Non aux primes de la honte!

Mercredi 29 mars 2006
Dialogue
Genève, 25 mars. — Plusieurs caisses d’assurance maladie ont récemment proposé des rabais dans l’assurance complémentaire, moyennant renonciation aux prestations touchant notamment à l’avortement, à la fécondation in vitro et aux cures de désintoxication. Cette discrimination menace la solidarité entre générations, sexes et classes.
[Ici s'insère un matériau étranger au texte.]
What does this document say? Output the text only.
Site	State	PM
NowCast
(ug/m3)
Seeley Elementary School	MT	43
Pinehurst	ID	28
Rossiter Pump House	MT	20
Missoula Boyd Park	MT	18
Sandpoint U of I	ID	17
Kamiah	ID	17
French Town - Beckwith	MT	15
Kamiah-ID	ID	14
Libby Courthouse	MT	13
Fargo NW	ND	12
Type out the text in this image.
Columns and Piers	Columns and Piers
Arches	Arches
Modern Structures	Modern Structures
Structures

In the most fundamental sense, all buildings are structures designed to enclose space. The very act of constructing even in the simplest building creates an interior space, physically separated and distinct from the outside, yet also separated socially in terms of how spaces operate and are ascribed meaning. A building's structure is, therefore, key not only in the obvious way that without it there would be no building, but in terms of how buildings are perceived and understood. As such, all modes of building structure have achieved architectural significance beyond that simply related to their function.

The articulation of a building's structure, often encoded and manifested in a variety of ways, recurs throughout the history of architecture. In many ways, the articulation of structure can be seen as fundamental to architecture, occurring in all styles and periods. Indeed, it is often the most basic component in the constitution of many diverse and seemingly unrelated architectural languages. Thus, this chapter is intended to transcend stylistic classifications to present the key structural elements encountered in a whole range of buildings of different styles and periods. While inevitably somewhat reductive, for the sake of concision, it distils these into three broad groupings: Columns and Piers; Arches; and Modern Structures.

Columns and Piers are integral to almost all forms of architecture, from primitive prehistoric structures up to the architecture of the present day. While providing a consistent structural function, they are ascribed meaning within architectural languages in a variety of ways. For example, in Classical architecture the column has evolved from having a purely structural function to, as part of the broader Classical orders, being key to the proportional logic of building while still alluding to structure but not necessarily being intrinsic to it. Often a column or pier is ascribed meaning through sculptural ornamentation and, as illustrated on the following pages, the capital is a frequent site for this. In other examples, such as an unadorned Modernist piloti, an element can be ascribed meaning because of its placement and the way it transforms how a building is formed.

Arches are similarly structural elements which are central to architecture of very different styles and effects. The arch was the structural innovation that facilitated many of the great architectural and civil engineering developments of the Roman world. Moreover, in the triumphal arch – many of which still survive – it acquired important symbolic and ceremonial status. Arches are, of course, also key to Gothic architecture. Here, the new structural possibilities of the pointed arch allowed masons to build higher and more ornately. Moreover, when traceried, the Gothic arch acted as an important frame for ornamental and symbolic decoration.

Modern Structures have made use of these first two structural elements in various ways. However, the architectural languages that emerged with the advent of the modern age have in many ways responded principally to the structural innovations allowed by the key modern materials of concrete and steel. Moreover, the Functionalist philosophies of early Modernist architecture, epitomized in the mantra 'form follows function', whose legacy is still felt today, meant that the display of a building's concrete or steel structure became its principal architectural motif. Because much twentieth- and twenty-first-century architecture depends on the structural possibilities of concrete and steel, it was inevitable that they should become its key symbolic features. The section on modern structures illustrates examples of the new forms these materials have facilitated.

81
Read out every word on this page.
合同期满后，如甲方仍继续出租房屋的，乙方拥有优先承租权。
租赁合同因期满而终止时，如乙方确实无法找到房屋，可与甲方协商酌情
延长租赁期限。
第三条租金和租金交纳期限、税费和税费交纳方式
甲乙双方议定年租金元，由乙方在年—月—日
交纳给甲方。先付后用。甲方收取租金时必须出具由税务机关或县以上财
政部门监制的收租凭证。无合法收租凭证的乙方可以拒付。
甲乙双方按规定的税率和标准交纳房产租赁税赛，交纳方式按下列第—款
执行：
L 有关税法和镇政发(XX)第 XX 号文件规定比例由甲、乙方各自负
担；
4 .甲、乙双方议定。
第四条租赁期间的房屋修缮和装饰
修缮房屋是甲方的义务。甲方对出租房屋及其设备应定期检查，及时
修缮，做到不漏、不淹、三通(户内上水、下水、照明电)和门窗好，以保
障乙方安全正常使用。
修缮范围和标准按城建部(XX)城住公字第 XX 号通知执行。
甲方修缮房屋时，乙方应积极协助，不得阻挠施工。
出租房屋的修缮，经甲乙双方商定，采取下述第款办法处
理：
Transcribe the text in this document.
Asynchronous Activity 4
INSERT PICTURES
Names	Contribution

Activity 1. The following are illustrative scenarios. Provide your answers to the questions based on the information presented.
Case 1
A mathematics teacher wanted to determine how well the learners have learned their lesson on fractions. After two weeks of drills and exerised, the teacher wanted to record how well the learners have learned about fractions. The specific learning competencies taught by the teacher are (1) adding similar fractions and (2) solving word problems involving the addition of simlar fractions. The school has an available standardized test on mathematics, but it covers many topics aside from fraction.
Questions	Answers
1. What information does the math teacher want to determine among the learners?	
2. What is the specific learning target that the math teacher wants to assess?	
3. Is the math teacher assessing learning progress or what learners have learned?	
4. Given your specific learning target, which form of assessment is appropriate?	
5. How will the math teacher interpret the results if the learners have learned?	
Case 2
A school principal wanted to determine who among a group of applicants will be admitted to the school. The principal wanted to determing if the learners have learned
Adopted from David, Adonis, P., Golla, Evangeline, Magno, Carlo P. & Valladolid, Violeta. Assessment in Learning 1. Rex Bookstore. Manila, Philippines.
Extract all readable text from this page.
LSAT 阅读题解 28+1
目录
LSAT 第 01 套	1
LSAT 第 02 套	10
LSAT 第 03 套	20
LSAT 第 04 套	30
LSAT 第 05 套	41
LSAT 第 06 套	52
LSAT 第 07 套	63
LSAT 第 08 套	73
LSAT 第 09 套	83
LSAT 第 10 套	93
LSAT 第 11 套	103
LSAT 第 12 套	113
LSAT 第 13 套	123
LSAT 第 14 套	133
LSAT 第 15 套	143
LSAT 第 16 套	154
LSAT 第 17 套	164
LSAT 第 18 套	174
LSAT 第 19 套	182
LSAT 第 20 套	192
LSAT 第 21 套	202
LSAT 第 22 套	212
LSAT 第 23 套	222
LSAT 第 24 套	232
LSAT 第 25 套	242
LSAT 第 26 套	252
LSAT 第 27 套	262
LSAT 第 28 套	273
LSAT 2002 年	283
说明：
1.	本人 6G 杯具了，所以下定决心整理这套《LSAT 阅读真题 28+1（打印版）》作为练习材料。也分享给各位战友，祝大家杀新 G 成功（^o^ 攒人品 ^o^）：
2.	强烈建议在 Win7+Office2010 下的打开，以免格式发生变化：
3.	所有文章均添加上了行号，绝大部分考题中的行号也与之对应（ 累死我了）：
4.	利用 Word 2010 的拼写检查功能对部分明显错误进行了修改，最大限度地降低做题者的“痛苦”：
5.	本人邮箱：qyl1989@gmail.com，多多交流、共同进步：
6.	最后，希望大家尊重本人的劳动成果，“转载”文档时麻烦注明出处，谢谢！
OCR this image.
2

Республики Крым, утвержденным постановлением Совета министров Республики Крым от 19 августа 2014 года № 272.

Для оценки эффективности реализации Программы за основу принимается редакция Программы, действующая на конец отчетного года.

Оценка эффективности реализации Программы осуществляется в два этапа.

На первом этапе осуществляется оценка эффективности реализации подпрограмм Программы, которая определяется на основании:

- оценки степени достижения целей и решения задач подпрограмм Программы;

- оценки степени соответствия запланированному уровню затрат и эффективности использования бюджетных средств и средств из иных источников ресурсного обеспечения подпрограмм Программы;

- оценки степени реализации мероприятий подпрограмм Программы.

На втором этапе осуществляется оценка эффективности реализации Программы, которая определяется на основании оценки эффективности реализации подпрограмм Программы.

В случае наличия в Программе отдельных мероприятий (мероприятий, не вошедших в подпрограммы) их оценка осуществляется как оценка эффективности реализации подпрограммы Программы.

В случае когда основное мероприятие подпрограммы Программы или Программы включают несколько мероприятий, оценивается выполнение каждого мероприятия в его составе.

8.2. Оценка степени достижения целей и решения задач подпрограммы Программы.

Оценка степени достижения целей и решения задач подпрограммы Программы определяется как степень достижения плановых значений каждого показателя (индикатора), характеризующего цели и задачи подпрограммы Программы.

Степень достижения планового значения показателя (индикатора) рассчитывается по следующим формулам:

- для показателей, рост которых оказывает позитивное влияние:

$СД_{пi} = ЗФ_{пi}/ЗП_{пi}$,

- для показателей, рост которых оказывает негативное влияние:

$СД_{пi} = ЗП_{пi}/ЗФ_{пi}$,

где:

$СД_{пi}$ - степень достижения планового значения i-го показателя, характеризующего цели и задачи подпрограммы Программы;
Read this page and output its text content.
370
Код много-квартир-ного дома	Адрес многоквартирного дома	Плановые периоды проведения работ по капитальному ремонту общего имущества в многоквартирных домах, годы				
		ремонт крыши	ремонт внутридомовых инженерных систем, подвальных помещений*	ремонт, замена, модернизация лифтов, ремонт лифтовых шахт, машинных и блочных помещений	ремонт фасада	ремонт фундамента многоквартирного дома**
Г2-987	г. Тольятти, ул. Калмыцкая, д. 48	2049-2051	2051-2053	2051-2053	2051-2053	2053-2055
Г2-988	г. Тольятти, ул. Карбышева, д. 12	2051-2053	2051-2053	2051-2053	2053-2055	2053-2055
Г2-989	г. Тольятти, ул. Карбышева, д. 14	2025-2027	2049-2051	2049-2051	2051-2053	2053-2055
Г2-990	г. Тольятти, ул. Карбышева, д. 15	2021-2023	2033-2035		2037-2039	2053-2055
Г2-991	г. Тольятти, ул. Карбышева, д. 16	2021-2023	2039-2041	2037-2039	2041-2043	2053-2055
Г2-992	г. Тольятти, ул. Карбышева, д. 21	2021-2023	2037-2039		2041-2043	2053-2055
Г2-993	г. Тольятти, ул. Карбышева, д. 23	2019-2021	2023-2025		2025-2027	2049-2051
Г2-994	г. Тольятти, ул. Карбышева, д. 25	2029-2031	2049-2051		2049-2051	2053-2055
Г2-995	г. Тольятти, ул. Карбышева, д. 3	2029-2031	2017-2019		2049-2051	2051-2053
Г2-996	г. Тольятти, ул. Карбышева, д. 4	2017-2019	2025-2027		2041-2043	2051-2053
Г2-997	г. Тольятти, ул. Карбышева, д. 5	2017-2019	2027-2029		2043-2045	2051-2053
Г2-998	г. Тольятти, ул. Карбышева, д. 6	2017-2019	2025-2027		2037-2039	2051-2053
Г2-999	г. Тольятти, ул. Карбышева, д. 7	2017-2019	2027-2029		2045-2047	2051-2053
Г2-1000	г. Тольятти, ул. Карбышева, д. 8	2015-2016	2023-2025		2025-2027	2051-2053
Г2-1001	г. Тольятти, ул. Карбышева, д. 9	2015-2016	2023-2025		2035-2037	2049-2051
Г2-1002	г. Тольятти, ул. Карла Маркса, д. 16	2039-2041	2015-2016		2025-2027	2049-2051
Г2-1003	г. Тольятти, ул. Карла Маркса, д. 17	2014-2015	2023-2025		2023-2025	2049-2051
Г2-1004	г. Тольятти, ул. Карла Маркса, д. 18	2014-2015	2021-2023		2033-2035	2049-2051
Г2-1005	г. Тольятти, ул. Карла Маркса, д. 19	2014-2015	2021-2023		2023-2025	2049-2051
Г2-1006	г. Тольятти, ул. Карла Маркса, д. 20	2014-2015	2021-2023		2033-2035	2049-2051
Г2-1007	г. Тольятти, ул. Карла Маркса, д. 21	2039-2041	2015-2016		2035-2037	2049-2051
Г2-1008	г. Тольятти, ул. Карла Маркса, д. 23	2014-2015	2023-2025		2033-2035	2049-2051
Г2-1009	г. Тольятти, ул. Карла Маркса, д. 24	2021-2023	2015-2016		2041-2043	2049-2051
Entre les générations: les jeunes femmes seront plus pénalisées que les plus âgées puisque, passé un certain âge, les femmes ne sont plus susceptibles d’enfanter et donc d’avorter ou de faire un diagnostic prénatal. Entre les sexes: les femmes plus que les hommes, puisque ce sont elles qui sont directement visées par la possibilité ou non d’avorter ou de devoir faire faire un diagnostic prénatal. Entre les classes: la pression qui s’exerce sur les classes les moins rémunérées pour payer leur assurance maladie, dont le coût est exponentiel, risque d’être renforcée par un accès différencié entre les plus pauvres et les plus riches.
En ce qui concerne le traitement substitutif à la méthadone, les couches populaires devraient probablement y renoncer, ce qui reviendrait à un abandon pur et simple de «nos» enfants en traitement! Avec de telles pratiques, l’assurance maladie et la médecine à deux vitesses, donc discriminatoires, sont hélas en bonne voie!